The Peril of Remembering Nice Things
by Jeffrey Wade Gibbs
Genre: Memoir
ISBN: 9781953932297
Print Length: 284 pages
Publisher: April Gloaming Publishing
Reviewed by Samantha Hui
A powerful memoir reminding us to find the truth in our stories when both history and memory fail us
History is rarely captured in its nuanced entirety; the full truth often lies in the shadows of the stories left untold. Jeffrey Wade Gibbs’s memoir shines a light on repressed memories and warped histories through an investigation guided by the heart. In tracing the shifting values and perspectives spanning generations, The Peril of Remembering Nice Things demonstrates that the truth is equal parts history and introspection.
“Nothing too direct, nothing too obvious, but in the South, a white man’s suicide an a black man’s murder can have roots that coil together deep, deep beneath the earth.”
Twenty years after the death of his father, Jeffrey Wade Gibbs has returned to his conservative, rural hometown in Florida with the goal of investigating the cause of his father’s suicide. With just three days to ask his family members every question he has been ruminating over the decades, the answers he seeks are much more complex than he might have thought. The trauma that led Bob Gibbs to his suicide could be deeply related to the hatred that led to the lynching of John Henry Williams. In a culture shaped by race relations and historical pluralism, everyone is both implicated in and negatively affected by the tragedies of our history.
“Isolated, reclusive, understanding the rules of the culture they had deliberately left and held in contempt by that same culture. This describes my father to a T.”
The author’s experiences in adulthood set the foundation for his investigation into his father’s suicide. Gibbs’s wife and her Kurdish family regularly experience bigotry in Turkey ranging from microaggressions to outright aggression. Gibbs likens the Kurdish experience to that of Black people in America; their history and experiences are being re-written right in front of them. To learn about his father’s death, Jeffrey must learn about his father’s life which was heavily framed by his own family’s racism. In search of the cause of evil, Gibbs begins to question if evil is passed through the genes.
“This is the conflict I have always felt, that my mother felt that day, too, just seconds after laughing hysterically with her sister-in-law–love and revulsion, affection and horror, friendship and shame.”
Gibbs acts as an archaeologist of memory, stitching together historical events, biased convictions, and personal experience. When he asks multiple sources regarding the same event, he receives multiple different recounts. Even when he asks the same person about the same event, their story always changes, whether to save face or because their memory of the event has changed.

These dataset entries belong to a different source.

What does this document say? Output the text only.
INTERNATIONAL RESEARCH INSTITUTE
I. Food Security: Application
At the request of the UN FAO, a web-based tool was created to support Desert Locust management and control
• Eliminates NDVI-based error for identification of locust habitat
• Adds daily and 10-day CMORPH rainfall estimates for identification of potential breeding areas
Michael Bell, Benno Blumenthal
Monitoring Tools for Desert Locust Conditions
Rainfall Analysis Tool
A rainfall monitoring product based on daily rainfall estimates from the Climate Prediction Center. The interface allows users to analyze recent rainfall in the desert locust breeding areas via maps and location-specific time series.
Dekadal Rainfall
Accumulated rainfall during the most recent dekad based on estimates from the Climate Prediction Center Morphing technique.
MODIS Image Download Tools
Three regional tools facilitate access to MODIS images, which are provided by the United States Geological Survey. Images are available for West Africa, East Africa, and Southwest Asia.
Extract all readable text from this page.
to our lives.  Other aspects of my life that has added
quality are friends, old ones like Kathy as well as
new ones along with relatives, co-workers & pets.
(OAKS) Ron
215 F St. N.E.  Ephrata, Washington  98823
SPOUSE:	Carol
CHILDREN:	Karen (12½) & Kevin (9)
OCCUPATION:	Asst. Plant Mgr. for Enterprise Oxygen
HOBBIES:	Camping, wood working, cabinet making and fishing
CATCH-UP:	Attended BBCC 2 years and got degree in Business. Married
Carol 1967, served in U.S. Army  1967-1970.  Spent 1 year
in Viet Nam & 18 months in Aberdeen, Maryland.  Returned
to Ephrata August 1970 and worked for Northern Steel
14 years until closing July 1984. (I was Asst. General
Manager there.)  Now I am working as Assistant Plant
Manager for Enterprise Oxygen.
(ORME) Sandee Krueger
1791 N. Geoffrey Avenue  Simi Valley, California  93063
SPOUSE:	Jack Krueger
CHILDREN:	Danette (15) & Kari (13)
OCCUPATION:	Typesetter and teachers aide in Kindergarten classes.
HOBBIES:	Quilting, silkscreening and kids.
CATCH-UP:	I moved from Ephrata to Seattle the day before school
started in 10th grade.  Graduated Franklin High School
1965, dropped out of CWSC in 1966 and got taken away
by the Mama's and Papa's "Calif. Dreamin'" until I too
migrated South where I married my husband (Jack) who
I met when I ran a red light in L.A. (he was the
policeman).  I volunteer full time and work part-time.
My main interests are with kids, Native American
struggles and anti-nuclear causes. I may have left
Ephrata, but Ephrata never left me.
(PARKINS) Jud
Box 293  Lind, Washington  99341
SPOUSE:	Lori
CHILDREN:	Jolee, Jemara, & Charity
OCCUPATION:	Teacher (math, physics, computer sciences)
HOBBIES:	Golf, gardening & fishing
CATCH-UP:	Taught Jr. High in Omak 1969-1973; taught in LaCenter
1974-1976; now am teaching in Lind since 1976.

The memoir tackles heavy and traumatic topics, but what makes this book such a refreshing read is that the author allows the readers and himself to sit with the confusion. The confusion of laughing with an aunt but immediately getting nervous because of a bigoted comment. The confusion of remembering the happy memories of fishing with one’s father, but hearing stories years later of his aggression. The confusion of whether evil is innate or learned.
“The deeper I dig, the more I wonder how accurate any memory can be. Details are always shifting beneath me, changing mid-story like a dream sometimes does.”
Deeply introspective. Well researched. Beautifully written. Gibbs’s writing expertly captures the inner turmoil of the American experience without being overly moralistic or didactic. This memoir is an ode to the American South as well as an indictment. In reading this book, readers will come to understand that to truly love something is to also be critical of its failings.